Tuesday, April 22, 2014

Seemed like a good idea at the time.

 I'm equal parts amused and bemused as I look back on various things I undertook or did as a matter of routine that I would at a minimum hesitate to do today and more likely outright refuse to repeat with a dismissive snort. I shake my head in disbelief sometimes when I recall some of the nutty stuff that seemed perfectly normal when I was in the midst of it.

 As a boy of ten or so years old, for example, it was no big deal to get up on a summer morning, grab a random box from the garage or basement, and walk a half mile or so to my best snake hunting field.  There I would stalk, catch, examine, and sometimes bring home the finest garter snakes to be found in all of Genesee County.  On the rare occasion that one would reel and bite me, it was as much a curiosity as it was, oh I don't know... a snake biting me?  What makes it so amusing now is the way I know way down where I know stuff for sure that today I would just as soon not reach down and pick up a writhing snake for any reason, most especially a recreational one.  And furthermore, if you're the one bold enough to do so, don't be handing it to me. So how does one progress (regress?) from being comfortable with heading out for a snake hunt after a bowl of Alphabits to being real real ok with never coming within sight of a snake in the wild again?

 Fast forward to me as an adult in his mid forties.  Years of growing up to make increasingly better judgements under my belt, I make one of the most folly imbued, bafflingly defenseless decisions of my life.  And I can only hope it remains the biggest one of my life for all time.  The funny thing is, I remember the very moment - I could show you the specific location along my running route, when it seemed perfectly rational to enter a 100k ultra marathon.  Yup, I was going to spend the summer of 2011 training to race along a winding path from Gaylord to Mackinaw City.  Not once during that lost summer of training runs often lasting as long as five or six hours do I remember having a second thought.  I have to admit it was kinda fun playing the role of mad nutritional scientist, trying to figure out and dial in just exactly how you fuel yourself through such extremes of endurance.  In the end, it's not much fancier than not getting low on sodium, and consuming as many calories as you can hold down while staying reasonably hydrated.

 I had to take a week off work after that race.  It felt like I'd survived a train wreck in which I was found a hundred yards from the train.  There are people who take races like this and even longer ones in stride.
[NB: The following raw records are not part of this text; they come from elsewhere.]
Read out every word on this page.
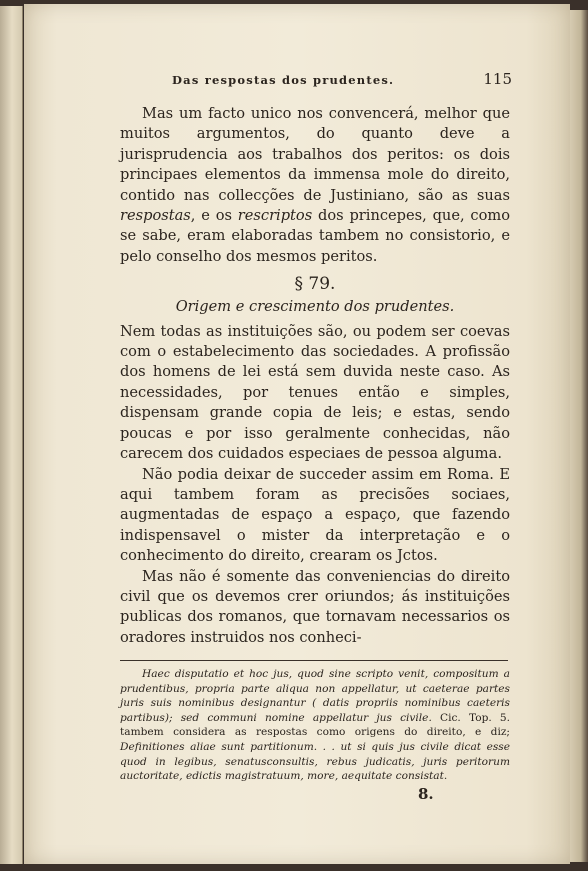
Das respostas dos prudentes.	115

Mas um facto unico nos convencerá, melhor que muitos argumentos, do quanto deve a jurisprudencia aos trabalhos dos peritos: os dois principaes elementos da immensa mole do direito, contido nas collecções de Justiniano, são as suas respostas, e os rescriptos dos princepes, que, como se sabe, eram elaboradas tambem no consistorio, e pelo conselho dos mesmos peritos.

§ 79.
Origem e crescimento dos prudentes.

Nem todas as instituições são, ou podem ser coevas com o estabelecimento das sociedades. A profissão dos homens de lei está sem duvida neste caso. As necessidades, por tenues então e simples, dispensam grande copia de leis; e estas, sendo poucas e por isso geralmente conhecidas, não carecem dos cuidados especiaes de pessoa alguma.

Não podia deixar de succeder assim em Roma. E aqui tambem foram as precisões sociaes, augmentadas de espaço a espaço, que fazendo indispensavel o mister da interpretação e o conhecimento do direito, crearam os Jctos.

Mas não é somente das conveniencias do direito civil que os devemos crer oriundos; ás instituições publicas dos romanos, que tornavam necessarios os oradores instruidos nos conheci-

Haec disputatio et hoc jus, quod sine scripto venit, compositum a prudentibus, propria parte aliqua non appellatur, ut caeterae partes juris suis nominibus designantur ( datis propriis nominibus caeteris partibus); sed communi nomine appellatur jus civile. Cic. Top. 5. tambem considera as respostas como origens do direito, e diz; Definitiones aliae sunt partitionum. . . ut si quis jus civile dicat esse quod in legibus, senatusconsultis, rebus judicatis, juris peritorum auctoritate, edictis magistratuum, more, aequitate consistat.

8.
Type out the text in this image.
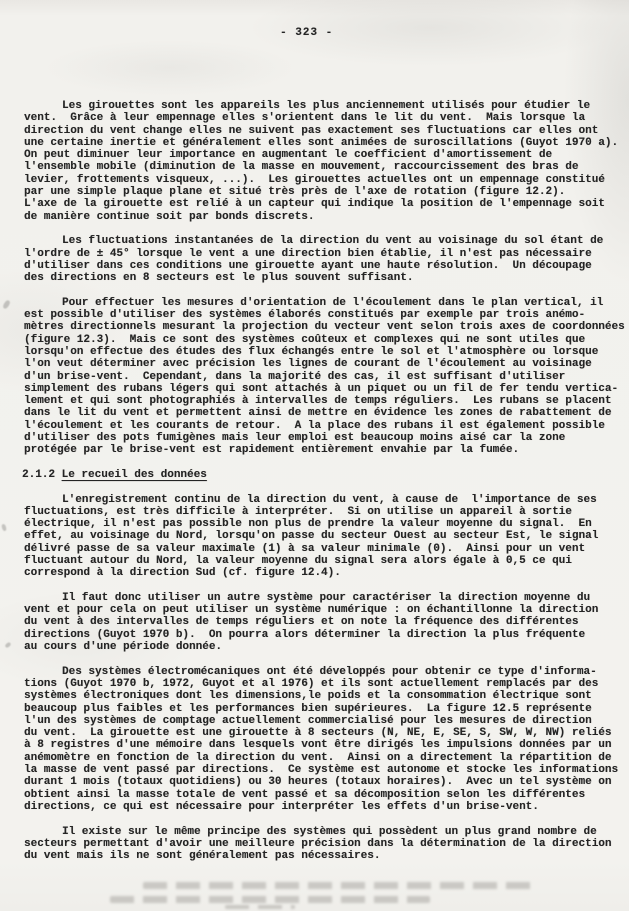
- 323 -
Les girouettes sont les appareils les plus anciennement utilisés pour étudier le
vent.  Grâce à leur empennage elles s'orientent dans le lit du vent.  Mais lorsque la
direction du vent change elles ne suivent pas exactement ses fluctuations car elles ont
une certaine inertie et généralement elles sont animées de suroscillations (Guyot 1970 a).
On peut diminuer leur importance en augmentant le coefficient d'amortissement de
l'ensemble mobile (diminution de la masse en mouvement, raccourcissement des bras de
levier, frottements visqueux, ...).  Les girouettes actuelles ont un empennage constitué
par une simple plaque plane et situé très près de l'axe de rotation (figure 12.2).
L'axe de la girouette est relié à un capteur qui indique la position de l'empennage soit
de manière continue soit par bonds discrets.
Les fluctuations instantanées de la direction du vent au voisinage du sol étant de
l'ordre de ± 45° lorsque le vent a une direction bien établie, il n'est pas nécessaire
d'utiliser dans ces conditions une girouette ayant une haute résolution.  Un découpage
des directions en 8 secteurs est le plus souvent suffisant.
Pour effectuer les mesures d'orientation de l'écoulement dans le plan vertical, il
est possible d'utiliser des systèmes élaborés constitués par exemple par trois anémo-
mètres directionnels mesurant la projection du vecteur vent selon trois axes de coordonnées
(figure 12.3).  Mais ce sont des systèmes coûteux et complexes qui ne sont utiles que
lorsqu'on effectue des études des flux échangés entre le sol et l'atmosphère ou lorsque
l'on veut déterminer avec précision les lignes de courant de l'écoulement au voisinage
d'un brise-vent.  Cependant, dans la majorité des cas, il est suffisant d'utiliser
simplement des rubans légers qui sont attachés à un piquet ou un fil de fer tendu vertica-
lement et qui sont photographiés à intervalles de temps réguliers.  Les rubans se placent
dans le lit du vent et permettent ainsi de mettre en évidence les zones de rabattement de
l'écoulement et les courants de retour.  A la place des rubans il est également possible
d'utiliser des pots fumigènes mais leur emploi est beaucoup moins aisé car la zone
protégée par le brise-vent est rapidement entièrement envahie par la fumée.
2.1.2 Le recueil des données
L'enregistrement continu de la direction du vent, à cause de  l'importance de ses
fluctuations, est très difficile à interpréter.  Si on utilise un appareil à sortie
électrique, il n'est pas possible non plus de prendre la valeur moyenne du signal.  En
effet, au voisinage du Nord, lorsqu'on passe du secteur Ouest au secteur Est, le signal
délivré passe de sa valeur maximale (1) à sa valeur minimale (0).  Ainsi pour un vent
fluctuant autour du Nord, la valeur moyenne du signal sera alors égale à 0,5 ce qui
correspond à la direction Sud (cf. figure 12.4).
Il faut donc utiliser un autre système pour caractériser la direction moyenne du
vent et pour cela on peut utiliser un système numérique : on échantillonne la direction
du vent à des intervalles de temps réguliers et on note la fréquence des différentes
directions (Guyot 1970 b).  On pourra alors déterminer la direction la plus fréquente
au cours d'une période donnée.
Des systèmes électromécaniques ont été développés pour obtenir ce type d'informa-
tions (Guyot 1970 b, 1972, Guyot et al 1976) et ils sont actuellement remplacés par des
systèmes électroniques dont les dimensions,le poids et la consommation électrique sont
beaucoup plus faibles et les performances bien supérieures.  La figure 12.5 représente
l'un des systèmes de comptage actuellement commercialisé pour les mesures de direction
du vent.  La girouette est une girouette à 8 secteurs (N, NE, E, SE, S, SW, W, NW) reliés
à 8 registres d'une mémoire dans lesquels vont être dirigés les impulsions données par un
anémomètre en fonction de la direction du vent.  Ainsi on a directement la répartition de
la masse de vent passé par directions.  Ce système est autonome et stocke les informations
durant 1 mois (totaux quotidiens) ou 30 heures (totaux horaires).  Avec un tel système on
obtient ainsi la masse totale de vent passé et sa décomposition selon les différentes
directions, ce qui est nécessaire pour interpréter les effets d'un brise-vent.
Il existe sur le même principe des systèmes qui possèdent un plus grand nombre de
secteurs permettant d'avoir une meilleure précision dans la détermination de la direction
du vent mais ils ne sont généralement pas nécessaires.
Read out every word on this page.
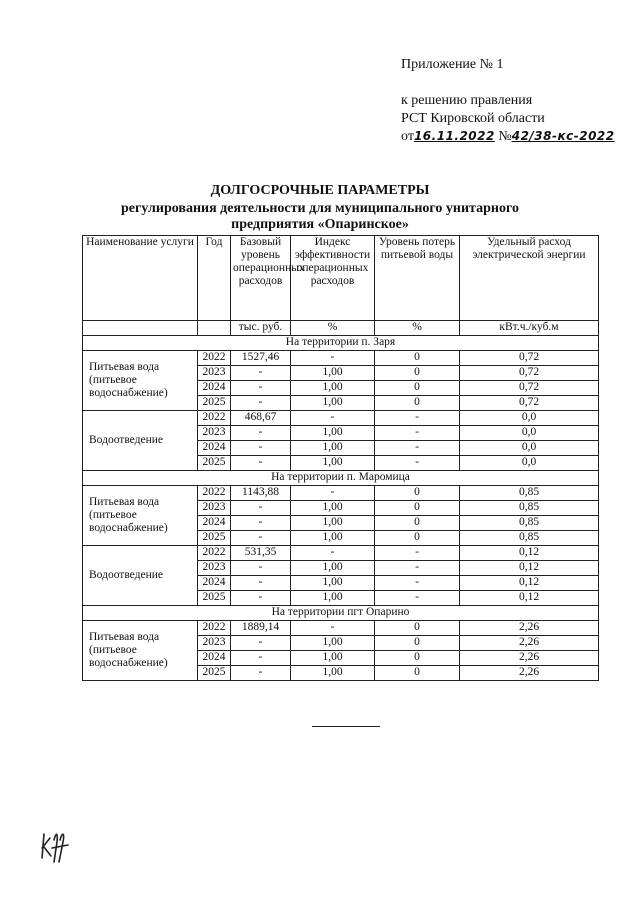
Приложение № 1
к решению правления
РСТ Кировской области
от16.11.2022 №42/38-кс-2022
ДОЛГОСРОЧНЫЕ ПАРАМЕТРЫ
регулирования деятельности для муниципального унитарного
предприятия «Опаринское»
Наименование услуги	Год	Базовый уровень операционных расходов	Индекс эффективности операционных расходов	Уровень потерь питьевой воды	Удельный расход электрической энергии
		тыс. руб.	%	%	кВт.ч./куб.м
На территории п. Заря					
Питьевая вода (питьевое водоснабжение)	2022	1527,46	-	0	0,72
	2023	-	1,00	0	0,72
	2024	-	1,00	0	0,72
	2025	-	1,00	0	0,72
Водоотведение	2022	468,67	-	-	0,0
	2023	-	1,00	-	0,0
	2024	-	1,00	-	0,0
	2025	-	1,00	-	0,0
На территории п. Маромица					
Питьевая вода (питьевое водоснабжение)	2022	1143,88	-	0	0,85
	2023	-	1,00	0	0,85
	2024	-	1,00	0	0,85
	2025	-	1,00	0	0,85
Водоотведение	2022	531,35	-	-	0,12
	2023	-	1,00	-	0,12
	2024	-	1,00	-	0,12
	2025	-	1,00	-	0,12
На территории пгт Опарино					
Питьевая вода (питьевое водоснабжение)	2022	1889,14	-	0	2,26
	2023	-	1,00	0	2,26
	2024	-	1,00	0	2,26
	2025	-	1,00	0	2,26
No pun intended.  .  .  They may do a few of them in a given year.  I am not nor could I ever be one of these people.  When I reflect on this running accomplishment it's as if I'm spying someone else's memory.  I really can't believe I did it. And I don't mean that in a pat-myself-on-the-back way.  I mean it much more in a what-the-hell-was-I-thinking way.

  Don't think for a minute that these are the only two examples of dubious behavior I could come up with. But as you know if you've visited this kooky blog before, I try to mercifully draw each entry to a close after asking just a couple minutes of your time, understandably spent wondering why you again visited this kooky blog.  But I'm glad you did.  I'm hoping it won't quite rate up there with snake hunts and 62 mile runs on your own list of questionable acts.